Vérités et légendes sur la clim
De l’air frais ! Coronavirus, pollution… La climatisation, amie ou ennemie ?
C
’est un restaurant climatisé de cinq étages, sans fenêtres, localisé à Guangzhou, le nouveau nom de Canton, dans le sud de la Chine. Nous sommes au coeur du triangle de la rivière des Perles, mégalopole de 70 millions d’habitants. Le 24 janvier 2020, une vingtaine de personnes s’attable au 3e étage. Parmi elles, une sexagénaire est déjà infectée par le coronavirus, comme le révélera un test PCR deux jours plus tard. Le 5 février, 9 autres personnes ayant dîné ce jour-là au même endroit sont diagnostiquées positives. Elles étaient pourtant réparties sur trois tables différentes, espacées de plus d’un mètre. Mais, pour Jianyun Lu, chercheur au Centre de contrôle et de prévention des maladies de Guangzhou, le mécanisme de climatisation est en cause. Des gouttelettes de 5 micromètres de diamètre ont été poussées par le climatiseur. Cette « bouffée épidémique » rappelle l’aventure du Diamond Princess, ce navire de croisière où 700 des 3000 passagers ont contracté la maladie, en février. En cause, d’après des chercheurs de l’université de l’Oregon, le système de ventilation.

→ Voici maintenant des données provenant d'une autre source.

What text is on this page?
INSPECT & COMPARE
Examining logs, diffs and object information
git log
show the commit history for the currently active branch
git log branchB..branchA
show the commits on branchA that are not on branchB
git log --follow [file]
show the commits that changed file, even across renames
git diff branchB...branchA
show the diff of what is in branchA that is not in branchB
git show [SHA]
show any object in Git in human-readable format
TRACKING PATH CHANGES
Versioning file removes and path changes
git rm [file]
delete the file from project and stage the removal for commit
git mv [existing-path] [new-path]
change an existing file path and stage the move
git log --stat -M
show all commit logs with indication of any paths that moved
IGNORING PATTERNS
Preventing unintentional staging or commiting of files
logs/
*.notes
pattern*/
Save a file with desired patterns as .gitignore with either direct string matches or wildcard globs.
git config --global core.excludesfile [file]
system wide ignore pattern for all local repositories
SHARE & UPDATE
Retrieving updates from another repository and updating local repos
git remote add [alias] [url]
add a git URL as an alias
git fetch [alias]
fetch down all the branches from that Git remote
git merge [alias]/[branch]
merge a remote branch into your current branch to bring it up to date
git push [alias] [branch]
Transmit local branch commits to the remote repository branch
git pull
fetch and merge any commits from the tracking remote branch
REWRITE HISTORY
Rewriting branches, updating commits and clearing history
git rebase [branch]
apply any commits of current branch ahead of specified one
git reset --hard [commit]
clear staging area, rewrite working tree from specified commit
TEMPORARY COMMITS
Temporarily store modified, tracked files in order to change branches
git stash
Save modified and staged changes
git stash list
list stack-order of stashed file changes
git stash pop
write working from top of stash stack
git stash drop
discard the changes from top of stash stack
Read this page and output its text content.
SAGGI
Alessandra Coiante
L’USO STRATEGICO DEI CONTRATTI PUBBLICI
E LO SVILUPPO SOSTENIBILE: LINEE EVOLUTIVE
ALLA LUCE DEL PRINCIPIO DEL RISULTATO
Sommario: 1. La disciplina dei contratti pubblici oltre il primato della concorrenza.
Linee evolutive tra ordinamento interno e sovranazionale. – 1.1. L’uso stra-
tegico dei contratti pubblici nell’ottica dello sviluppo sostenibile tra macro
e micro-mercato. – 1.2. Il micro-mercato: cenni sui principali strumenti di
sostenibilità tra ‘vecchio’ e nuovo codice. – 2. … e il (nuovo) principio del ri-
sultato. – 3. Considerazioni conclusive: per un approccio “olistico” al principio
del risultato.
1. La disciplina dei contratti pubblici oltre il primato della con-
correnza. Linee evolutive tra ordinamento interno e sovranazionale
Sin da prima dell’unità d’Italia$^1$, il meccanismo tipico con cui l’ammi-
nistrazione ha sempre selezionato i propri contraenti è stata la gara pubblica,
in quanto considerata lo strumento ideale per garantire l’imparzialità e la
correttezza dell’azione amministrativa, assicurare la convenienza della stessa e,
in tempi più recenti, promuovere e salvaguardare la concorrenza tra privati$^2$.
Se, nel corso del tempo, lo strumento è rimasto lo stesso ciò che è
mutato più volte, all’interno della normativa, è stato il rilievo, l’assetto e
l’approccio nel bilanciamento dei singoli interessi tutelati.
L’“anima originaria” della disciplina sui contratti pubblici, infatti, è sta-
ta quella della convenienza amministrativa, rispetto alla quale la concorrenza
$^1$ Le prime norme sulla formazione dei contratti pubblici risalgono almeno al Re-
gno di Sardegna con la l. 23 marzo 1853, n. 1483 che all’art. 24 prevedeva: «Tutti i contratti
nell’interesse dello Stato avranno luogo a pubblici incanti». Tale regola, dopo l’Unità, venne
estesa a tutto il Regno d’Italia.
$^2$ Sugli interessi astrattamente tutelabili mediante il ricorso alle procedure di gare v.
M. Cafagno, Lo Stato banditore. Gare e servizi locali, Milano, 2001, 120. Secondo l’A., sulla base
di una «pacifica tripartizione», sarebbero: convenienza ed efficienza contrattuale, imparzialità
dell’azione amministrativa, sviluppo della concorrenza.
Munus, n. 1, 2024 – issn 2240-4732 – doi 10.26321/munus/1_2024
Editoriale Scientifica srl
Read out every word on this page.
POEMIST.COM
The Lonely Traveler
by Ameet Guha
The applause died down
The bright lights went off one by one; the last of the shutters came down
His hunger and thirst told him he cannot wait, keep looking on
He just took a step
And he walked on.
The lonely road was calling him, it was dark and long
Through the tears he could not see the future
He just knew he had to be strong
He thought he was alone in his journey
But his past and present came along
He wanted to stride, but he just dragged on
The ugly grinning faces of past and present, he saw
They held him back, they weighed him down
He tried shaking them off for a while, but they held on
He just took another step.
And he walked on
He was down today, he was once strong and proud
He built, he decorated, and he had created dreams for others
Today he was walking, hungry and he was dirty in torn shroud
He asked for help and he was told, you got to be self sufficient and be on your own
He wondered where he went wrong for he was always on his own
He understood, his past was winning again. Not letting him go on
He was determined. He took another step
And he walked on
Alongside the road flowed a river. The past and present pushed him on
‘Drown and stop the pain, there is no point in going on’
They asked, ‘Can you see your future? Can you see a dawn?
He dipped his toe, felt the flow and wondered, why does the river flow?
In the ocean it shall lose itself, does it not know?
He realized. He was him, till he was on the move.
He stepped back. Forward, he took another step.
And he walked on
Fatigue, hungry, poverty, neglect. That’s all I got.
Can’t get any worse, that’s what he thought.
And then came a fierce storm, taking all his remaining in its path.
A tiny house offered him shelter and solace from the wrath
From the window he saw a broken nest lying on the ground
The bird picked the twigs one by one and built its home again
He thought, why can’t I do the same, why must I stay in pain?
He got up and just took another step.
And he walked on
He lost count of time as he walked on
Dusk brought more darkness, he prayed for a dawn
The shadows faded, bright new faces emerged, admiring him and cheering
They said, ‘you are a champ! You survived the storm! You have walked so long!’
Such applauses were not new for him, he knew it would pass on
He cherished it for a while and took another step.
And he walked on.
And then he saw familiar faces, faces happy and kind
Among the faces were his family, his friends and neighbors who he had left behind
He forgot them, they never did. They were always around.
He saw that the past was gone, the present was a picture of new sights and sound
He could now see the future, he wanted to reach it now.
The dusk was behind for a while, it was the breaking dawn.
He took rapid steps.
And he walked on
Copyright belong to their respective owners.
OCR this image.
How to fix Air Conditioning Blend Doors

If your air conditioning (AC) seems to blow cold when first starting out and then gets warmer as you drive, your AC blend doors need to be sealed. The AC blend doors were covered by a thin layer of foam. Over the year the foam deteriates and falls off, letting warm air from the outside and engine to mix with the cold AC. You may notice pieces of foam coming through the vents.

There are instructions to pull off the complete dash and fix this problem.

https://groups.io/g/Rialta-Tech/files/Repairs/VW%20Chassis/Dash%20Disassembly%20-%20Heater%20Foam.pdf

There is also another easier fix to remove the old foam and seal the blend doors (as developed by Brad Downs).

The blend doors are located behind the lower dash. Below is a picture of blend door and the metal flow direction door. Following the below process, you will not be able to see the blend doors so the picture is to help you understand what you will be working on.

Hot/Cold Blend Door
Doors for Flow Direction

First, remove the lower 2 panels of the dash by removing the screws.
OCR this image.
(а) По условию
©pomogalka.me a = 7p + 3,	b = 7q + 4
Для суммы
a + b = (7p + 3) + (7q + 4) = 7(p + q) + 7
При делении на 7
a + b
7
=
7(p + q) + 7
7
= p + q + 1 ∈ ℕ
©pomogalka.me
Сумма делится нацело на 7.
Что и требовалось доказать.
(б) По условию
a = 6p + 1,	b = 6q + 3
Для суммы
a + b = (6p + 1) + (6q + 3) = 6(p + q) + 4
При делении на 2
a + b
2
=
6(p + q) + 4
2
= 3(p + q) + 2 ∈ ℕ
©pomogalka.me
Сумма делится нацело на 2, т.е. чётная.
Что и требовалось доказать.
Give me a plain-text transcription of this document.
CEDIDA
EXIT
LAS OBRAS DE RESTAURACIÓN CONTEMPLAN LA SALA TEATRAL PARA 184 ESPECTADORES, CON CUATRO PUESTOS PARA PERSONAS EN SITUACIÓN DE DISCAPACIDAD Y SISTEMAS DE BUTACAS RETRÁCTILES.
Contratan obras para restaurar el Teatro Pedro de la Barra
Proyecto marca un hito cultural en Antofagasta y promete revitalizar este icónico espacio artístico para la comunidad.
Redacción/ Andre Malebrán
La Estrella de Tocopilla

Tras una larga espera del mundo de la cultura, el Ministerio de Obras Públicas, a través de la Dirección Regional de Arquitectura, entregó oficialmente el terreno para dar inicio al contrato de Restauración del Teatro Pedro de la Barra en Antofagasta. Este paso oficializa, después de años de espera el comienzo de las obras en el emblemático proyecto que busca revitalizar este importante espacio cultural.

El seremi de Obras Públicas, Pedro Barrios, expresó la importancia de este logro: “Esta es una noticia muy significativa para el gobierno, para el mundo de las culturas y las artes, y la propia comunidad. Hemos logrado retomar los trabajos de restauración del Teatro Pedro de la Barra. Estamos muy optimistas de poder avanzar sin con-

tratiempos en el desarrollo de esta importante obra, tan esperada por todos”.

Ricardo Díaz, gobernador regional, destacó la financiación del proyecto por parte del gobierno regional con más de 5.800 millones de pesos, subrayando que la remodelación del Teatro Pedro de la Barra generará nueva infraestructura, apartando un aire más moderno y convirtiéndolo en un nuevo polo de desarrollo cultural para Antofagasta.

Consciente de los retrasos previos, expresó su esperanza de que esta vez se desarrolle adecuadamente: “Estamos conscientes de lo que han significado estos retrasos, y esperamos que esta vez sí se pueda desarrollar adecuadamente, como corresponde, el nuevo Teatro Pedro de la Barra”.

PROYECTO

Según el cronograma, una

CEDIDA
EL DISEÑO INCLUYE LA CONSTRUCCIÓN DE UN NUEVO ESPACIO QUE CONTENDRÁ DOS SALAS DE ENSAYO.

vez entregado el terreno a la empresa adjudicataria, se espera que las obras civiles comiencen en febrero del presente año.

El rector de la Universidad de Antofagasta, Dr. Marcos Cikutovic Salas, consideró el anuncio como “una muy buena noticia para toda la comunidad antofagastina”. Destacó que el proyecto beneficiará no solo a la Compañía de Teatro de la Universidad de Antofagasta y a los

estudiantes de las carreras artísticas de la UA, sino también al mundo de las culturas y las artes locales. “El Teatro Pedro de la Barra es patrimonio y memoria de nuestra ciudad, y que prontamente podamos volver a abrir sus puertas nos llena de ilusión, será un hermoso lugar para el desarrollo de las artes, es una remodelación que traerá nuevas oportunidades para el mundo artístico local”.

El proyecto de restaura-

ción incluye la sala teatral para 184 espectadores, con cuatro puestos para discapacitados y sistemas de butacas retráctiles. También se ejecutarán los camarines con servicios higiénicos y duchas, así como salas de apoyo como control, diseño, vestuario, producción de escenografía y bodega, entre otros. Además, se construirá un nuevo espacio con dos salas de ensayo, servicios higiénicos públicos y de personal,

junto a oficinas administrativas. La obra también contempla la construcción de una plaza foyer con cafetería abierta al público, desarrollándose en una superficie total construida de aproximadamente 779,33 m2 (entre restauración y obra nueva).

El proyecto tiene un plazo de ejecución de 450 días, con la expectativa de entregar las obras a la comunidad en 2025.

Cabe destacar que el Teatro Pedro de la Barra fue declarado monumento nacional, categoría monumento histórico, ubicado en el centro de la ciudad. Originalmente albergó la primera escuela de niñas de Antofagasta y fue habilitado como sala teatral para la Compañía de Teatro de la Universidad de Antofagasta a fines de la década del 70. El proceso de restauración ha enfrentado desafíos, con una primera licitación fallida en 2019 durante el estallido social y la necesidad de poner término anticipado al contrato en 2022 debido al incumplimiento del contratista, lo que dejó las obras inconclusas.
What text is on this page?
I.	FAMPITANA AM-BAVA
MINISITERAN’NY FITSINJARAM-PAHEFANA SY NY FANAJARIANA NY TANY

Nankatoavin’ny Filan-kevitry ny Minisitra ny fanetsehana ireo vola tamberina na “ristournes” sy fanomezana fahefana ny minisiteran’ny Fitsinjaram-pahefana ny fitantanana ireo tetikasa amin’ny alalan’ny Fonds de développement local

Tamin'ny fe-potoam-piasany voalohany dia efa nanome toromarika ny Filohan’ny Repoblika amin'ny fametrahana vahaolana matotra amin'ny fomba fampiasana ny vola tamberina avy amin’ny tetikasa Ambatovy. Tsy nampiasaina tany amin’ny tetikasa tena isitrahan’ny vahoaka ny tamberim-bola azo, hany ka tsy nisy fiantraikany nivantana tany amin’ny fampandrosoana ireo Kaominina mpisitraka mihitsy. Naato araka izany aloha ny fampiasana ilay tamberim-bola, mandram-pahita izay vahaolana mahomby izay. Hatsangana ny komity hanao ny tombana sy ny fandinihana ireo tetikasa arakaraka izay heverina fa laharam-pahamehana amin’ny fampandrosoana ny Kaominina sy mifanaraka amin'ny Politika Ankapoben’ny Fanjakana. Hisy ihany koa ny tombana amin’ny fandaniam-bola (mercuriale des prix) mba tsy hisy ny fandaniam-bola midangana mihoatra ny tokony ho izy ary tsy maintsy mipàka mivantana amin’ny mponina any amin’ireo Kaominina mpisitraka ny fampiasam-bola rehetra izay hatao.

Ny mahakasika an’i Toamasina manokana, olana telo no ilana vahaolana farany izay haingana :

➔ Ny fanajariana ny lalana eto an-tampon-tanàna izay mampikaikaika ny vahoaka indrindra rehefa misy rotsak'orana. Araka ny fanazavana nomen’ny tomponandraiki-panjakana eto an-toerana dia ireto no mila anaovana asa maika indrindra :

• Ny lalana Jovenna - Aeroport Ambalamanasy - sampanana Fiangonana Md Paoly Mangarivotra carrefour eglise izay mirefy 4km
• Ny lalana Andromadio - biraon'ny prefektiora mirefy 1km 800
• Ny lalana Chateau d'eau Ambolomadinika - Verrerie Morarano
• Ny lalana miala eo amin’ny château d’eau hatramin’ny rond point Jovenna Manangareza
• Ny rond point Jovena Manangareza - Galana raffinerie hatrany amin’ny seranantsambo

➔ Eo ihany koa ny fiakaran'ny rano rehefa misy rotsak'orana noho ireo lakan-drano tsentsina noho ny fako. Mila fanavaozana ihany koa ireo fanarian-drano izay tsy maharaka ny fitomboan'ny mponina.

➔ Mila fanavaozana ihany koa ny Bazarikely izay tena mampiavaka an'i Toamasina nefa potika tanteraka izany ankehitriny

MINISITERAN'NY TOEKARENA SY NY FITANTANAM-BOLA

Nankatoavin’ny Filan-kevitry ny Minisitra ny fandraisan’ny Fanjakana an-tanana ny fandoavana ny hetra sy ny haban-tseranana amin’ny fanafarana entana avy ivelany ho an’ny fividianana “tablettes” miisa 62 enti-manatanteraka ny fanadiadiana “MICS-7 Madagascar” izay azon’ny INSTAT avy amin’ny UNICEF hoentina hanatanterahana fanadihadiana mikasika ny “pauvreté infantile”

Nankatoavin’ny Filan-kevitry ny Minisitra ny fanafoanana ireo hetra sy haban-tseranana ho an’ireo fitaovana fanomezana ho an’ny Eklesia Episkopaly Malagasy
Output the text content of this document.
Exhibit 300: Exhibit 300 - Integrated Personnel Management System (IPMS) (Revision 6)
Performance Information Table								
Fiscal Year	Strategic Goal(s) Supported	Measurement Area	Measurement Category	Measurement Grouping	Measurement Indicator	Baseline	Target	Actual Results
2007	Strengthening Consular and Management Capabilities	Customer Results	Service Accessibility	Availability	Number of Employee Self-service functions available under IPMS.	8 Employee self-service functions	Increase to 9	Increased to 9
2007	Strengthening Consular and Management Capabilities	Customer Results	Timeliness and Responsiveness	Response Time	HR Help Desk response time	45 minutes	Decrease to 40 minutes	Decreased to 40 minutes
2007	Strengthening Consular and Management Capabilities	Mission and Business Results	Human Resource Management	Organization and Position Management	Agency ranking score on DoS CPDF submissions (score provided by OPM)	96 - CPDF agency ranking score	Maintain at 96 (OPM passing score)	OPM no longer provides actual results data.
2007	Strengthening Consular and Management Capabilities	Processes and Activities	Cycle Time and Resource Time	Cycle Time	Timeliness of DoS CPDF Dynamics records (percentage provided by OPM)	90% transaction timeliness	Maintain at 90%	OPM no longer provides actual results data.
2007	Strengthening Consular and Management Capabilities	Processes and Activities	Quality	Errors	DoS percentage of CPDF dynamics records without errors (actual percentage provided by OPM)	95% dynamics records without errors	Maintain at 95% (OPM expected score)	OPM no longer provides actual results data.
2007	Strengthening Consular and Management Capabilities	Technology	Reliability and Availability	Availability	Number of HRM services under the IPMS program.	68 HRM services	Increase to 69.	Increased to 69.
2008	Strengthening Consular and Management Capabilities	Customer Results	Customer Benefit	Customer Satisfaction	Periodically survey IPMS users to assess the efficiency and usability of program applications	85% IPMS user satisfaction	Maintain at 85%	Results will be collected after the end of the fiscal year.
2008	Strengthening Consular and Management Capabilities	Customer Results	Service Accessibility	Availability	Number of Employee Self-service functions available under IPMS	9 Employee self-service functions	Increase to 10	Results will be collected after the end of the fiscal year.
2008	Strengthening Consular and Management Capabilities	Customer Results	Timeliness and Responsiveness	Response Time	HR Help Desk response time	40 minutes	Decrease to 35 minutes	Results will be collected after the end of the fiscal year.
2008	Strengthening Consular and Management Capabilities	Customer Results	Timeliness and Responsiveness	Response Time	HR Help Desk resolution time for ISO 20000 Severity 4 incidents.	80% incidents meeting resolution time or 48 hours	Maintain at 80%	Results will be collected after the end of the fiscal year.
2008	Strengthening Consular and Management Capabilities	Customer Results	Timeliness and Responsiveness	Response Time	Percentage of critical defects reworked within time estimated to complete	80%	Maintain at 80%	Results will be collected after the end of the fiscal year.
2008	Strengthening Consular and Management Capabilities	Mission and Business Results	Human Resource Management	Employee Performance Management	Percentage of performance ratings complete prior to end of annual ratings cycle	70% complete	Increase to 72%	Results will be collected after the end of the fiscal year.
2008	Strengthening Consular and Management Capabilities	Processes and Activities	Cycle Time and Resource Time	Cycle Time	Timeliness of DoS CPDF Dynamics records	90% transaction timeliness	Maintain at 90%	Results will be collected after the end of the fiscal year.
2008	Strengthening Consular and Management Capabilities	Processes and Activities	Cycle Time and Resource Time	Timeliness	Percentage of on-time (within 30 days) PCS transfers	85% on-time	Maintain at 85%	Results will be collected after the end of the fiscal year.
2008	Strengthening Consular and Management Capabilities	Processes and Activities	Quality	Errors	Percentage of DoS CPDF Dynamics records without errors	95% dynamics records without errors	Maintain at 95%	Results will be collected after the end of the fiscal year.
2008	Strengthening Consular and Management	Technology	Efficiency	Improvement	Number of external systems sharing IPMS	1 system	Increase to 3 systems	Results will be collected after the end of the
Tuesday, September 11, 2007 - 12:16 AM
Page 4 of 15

La « clim », qui vise à nous rendre l’air plus doux, est-elle en train de nous le rendre irrespirable ? Certes, le désir de contrôler la température n’est pas nouveau : l’invention de la climatisation telle que nous la connaissons remonte à 1902. On la doit à Willis Carrier, un ingénieur new-yorkais qui a déposé le brevet pour un Apparatus for Treating Air, système capable d’humidifier l’air grâce à un ingénieux système de chauffage, et de l’assécher en le refroidissant. Très vite, la Paramount, encore toute jeune, l’installera lors de la construction de la salle de spectacle Rivoli Theater, à Broadway.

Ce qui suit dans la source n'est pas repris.